European Data-Center - Partial System Unavailability
Incident Report for IDnow GmbH
Postmortem

On 17. February 2020 we put an upgraded server back into the production. In order to make this process automated and reliable we deploy our servers via a configuration management system. Although this procedure is used already for some time in production, in this case the configuration management deployed a wrong configuration to the new instance which caused an interruption in our cluster.

Actions taken:

We took the new node back offline and adjusted the active servers to ignore the traffic from the new node. Once we had isolated the new deployed host, we changed the configuration management and provisioned the node again. At the next maintenance window, we joined the server back to the existing servers, and no issues occurred until now.

Preventive Measures for the future:

We improved our process of the server setup procedure to prevent wrong configurations from being deployed, the configuration management already contains the fixes due to its versioning for future deployments of new nodes.

We sincerely apologise for the trouble this has caused.

Your IDnow DevOps Team

Posted Mar 11, 2020 - 09:46 CET

Resolved
We monitored the system closely. The system has been working within normal parameters during the extended monitoring phase.
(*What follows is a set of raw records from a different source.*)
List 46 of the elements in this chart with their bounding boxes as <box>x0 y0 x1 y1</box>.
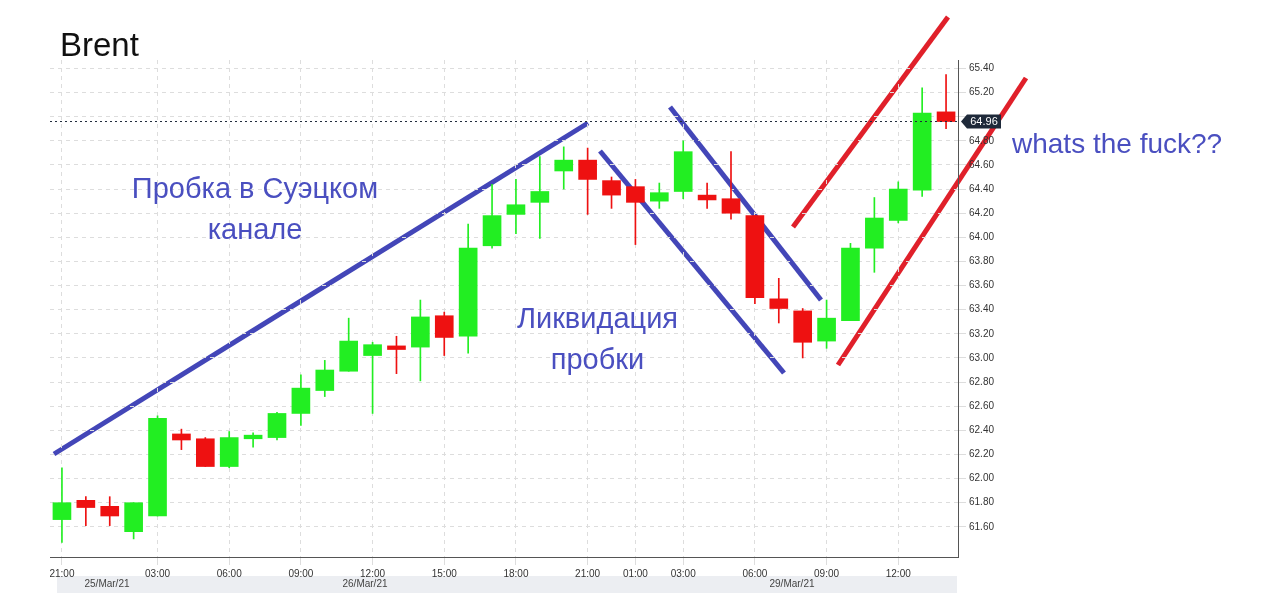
y-tick-label: 62.80 <box>969 375 995 387</box>
x-tick-label: 03:00 <box>670 567 697 579</box>
x-tick-label: 12:00 <box>360 567 386 579</box>
text: 25/Mar/21 <box>83 577 131 591</box>
candlestick <box>721 151 741 220</box>
y-tick-label: 64.20 <box>969 206 995 218</box>
y-tick-label: 63.20 <box>969 327 995 339</box>
y-tick-label: 65.40 <box>969 62 995 74</box>
y-tick-label: 61.80 <box>969 496 995 508</box>
ref-line-label: 64.96 <box>970 114 998 127</box>
x-tick-label: 09:00 <box>814 567 840 579</box>
y-tick-label: 64.00 <box>969 231 995 243</box>
annotation: Пробка в Суэцком канале <box>130 171 380 247</box>
x-tick-label: 21:00 <box>49 567 75 579</box>
x-tick-label: 21:00 <box>575 567 601 579</box>
candlestick <box>76 496 96 526</box>
x-tick-label: 09:00 <box>288 567 314 579</box>
annotation: Ликвидация пробки <box>515 301 680 377</box>
y-tick-label: 63.80 <box>969 255 995 267</box>
candlestick <box>506 179 526 235</box>
y-tick-label: 65.20 <box>969 86 995 98</box>
candlestick <box>769 278 789 324</box>
candlestick <box>243 432 263 448</box>
chart-title: Brent <box>60 26 139 64</box>
candlestick <box>936 74 956 130</box>
y-tick-label: 62.60 <box>969 399 995 411</box>
y-tick-label: 63.00 <box>969 351 995 363</box>
text: 29/Mar/21 <box>768 577 816 591</box>
x-tick-label: 03:00 <box>145 567 171 579</box>
x-tick-label: 06:00 <box>742 567 768 579</box>
y-tick-label: 61.60 <box>969 520 995 532</box>
y-tick-label: 64.40 <box>969 182 995 194</box>
candlestick <box>52 467 72 543</box>
y-tick-label: 62.40 <box>969 424 995 436</box>
y-tick-label: 62.00 <box>969 472 995 484</box>
x-tick-label: 12:00 <box>885 567 912 579</box>
x-tick-label: 18:00 <box>503 567 529 579</box>
text: 26/Mar/21 <box>341 577 389 591</box>
y-tick-label: 62.20 <box>969 448 995 460</box>
x-tick-label: 15:00 <box>431 567 458 579</box>
y-tick-label: 63.60 <box>969 279 995 291</box>
x-tick-label: 06:00 <box>216 567 243 579</box>
x-tick-label: 01:00 <box>622 567 649 579</box>
y-tick-label: 63.40 <box>969 303 995 315</box>
text: whats the fuck?? <box>1012 127 1224 161</box>
candlestick <box>530 156 550 239</box>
Incident start: 2020-02-17 14:50 UTC+1
Incident end: 2020-02-17 15:35 UTC+1

Impact: during the aforementioned time the system served calls with delays and in some cases couldn't answer them within the defined timeouts. Not all video-calls and/or esignings could be finished during this time.
Posted Feb 17, 2020 - 18:33 CET
Monitoring
A fix has been implemented and we are monitoring the results.
Posted Feb 17, 2020 - 16:17 CET
Identified
We identified the root cause for the service unavailability. Most of the services are already working as expected.
Posted Feb 17, 2020 - 15:16 CET
Investigating
We are currently experiencing a partial service unavailability of our European data-center. We are investigating the issue.
Posted Feb 17, 2020 - 15:02 CET
This incident affected: IDnow Solutions (Video-Ident, eSigning QES, eSigning AES, API, AutoIdent).